Weinig dingen kunnen mij zo bruusk uit
mijn dagdagelijkse sleur rukken dan een avondje theater. Niet dat ik
zo een hoogdravende cultuursnob ben die heelder etmalen met diepe
stem de dingen des levens kapotpeinst, of dat ik steevast een stapel
Shakespeare op mijn nachtkastje heb liggen. Ik draai evenmin
regendansen in mijn woonkamer, gehuld in een veelkeurige kaftan.
Ik.ga.gewoon.graag.naar.het.theater.
Een goed uitgevoerd repertoirestuk?
Fijn. Een klassebak van een monoloog? I like. Een modern operaatje
hier en daar? Ook goed. Maar mijn theaterhart gaat pas echt bonken
voor één naam op de affiche. Voor één gezelschap. En dat is het
compleet gestoorde groepje dat Abattoir Fermé heet. Omdat ze diep
gaan, zonder irritant hoogdravend te worden. Omdat er al eens een bak
varkensingewanden of een blote vrouw op de scène mag worden gegooid,
en dat toch niet onnodig choquerend aandoet. Ook wel omdat ze je –
met of zonder woorden – in een wurggreep kunnen houden, van minuut
één tot applaus.
En dan is er natuurlijk nog die ene
kleine bijkomstigheid. Dat minieme detailletje. Ik ben namelijk
helemaal puberaal dolverliefd op hun regisseur. Hoe gebeurt nu
zoiets, vraagt u zich af? Wel. Stef Lernous was de tweede man die ik
voor 'Genieten' mocht interviewen. Ik, een groentje. Hij, niet echt. In
het Mechelse stationsbuffet, op een Belgische decemberdag geschiedde
het kwaad. Het zou een interview over zijn lievelingsboeken worden
dat hooguit een halfuurtje kon duren.
Na drie uur, één gemorste kop
stationskoffie en elfendertig hartverzakkingen van mijn kant zaten we
er nog. De enigmatische Mijnheer Lernous vertelde sappig over zijn
verzamelwoede (onderwerp: Alice in Wonderland), zijn wispelturige
huizenjacht en de slagroomtaarten-met-verdiepingen van zijn vriendin.

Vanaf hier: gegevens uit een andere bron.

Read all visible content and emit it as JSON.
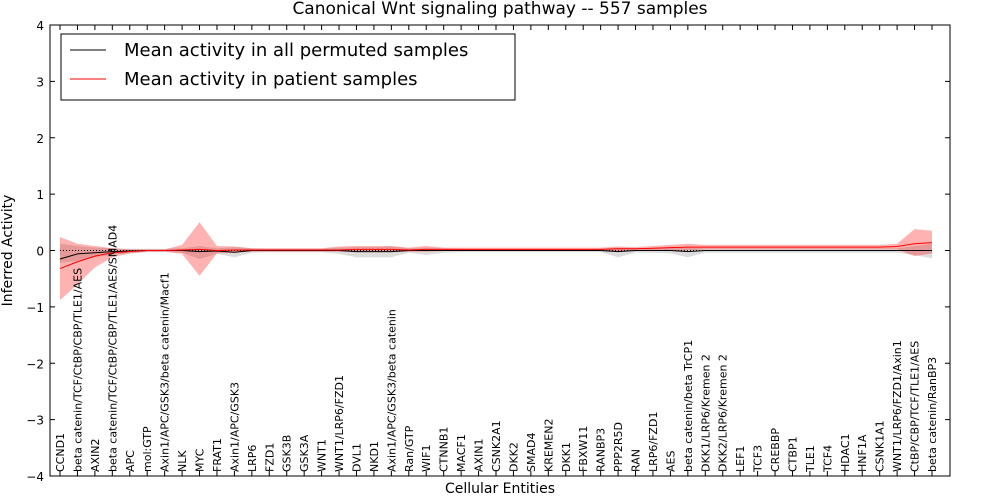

Ik over een vreemdsoortige chakramassage die ik net - sceptisch - had
uitgetest. En hier en daar werd onze babbel al eens doorspekt met de
synopsis van een krankzinnig boek, want er moest natuurlijk ook nog
wat gewerkt worden. Kort door de bocht: alle Johnny Depps, Brad Pitten en Pieter
Embrechtsen ten spijt, na die decemberwoensdag was mijn platonische
hart – eenmaal, andermaal – verkocht.
U begrijpt dus dat ik tamelijk verrukt
was toen mijn ticketjes voor het jongste Abattoir-stuk ‘A Brief
History of Hell’ in mijn Brusselse brievenbus vielen. Netjes
opgedirkt trok ik die vrijdagavond richting Kaaitheater. Prima op
tijd, zelfs nog ruimschoots speling voor een drankje of twee op het
aanpalende terras. Toen de opkomst (lees: vijf tieners aan een ander
terrastafeltje) mij zeven minuten voor de start van de voorstelling
wat magertjes leek, sloeg de paniek toe. En terecht. Mijn favoriete
gezelschap ging blijkbaar niet de pannen van het Kaaitheater spelen,
maar werd verwacht op de bühne van de Kaaitheaterstudio’s, een
kwartier wandelen verderop. En dan heb ik, in naam van de kunst, iets
gedaan dat ik eigenlijk echt niet graag doe. Iets dat ik, zo simpel
is het, gewoonweg verafschuw. Namelijk hollen, puffen, hijgen en
zweten alsof mijn leven ervan afhangt.
Maar ach, er werd mij die avond wel
weer wat duidelijk. Dat ik aandachtiger mijn theaterticketjes moet
bestuderen, bijvoorbeeld. Dat de finish halen na een rondje rennen
mij een compleet verwilderde look, maar net zo goed een euforisch
gemoed bezorgt. Dat het rampzalig gesteld is met mijn conditie, ook.
En dat ‘Den Abattoir’ alweer loeihard heeft toegeslagen, met een
dijk van een theaterstuk. Maar weet u wat ik mij vooral weer
herinnerde na dit avondje culturele topsport? Dat er nog steeds maar
één platonische man is voor wie ik mijn enkels en mijn nieuwe,
hooggehakte enkellaarsjes met graagte opoffer aan de Molenbeekse
kasseien. En ja, Stef Lernous, dat bent u.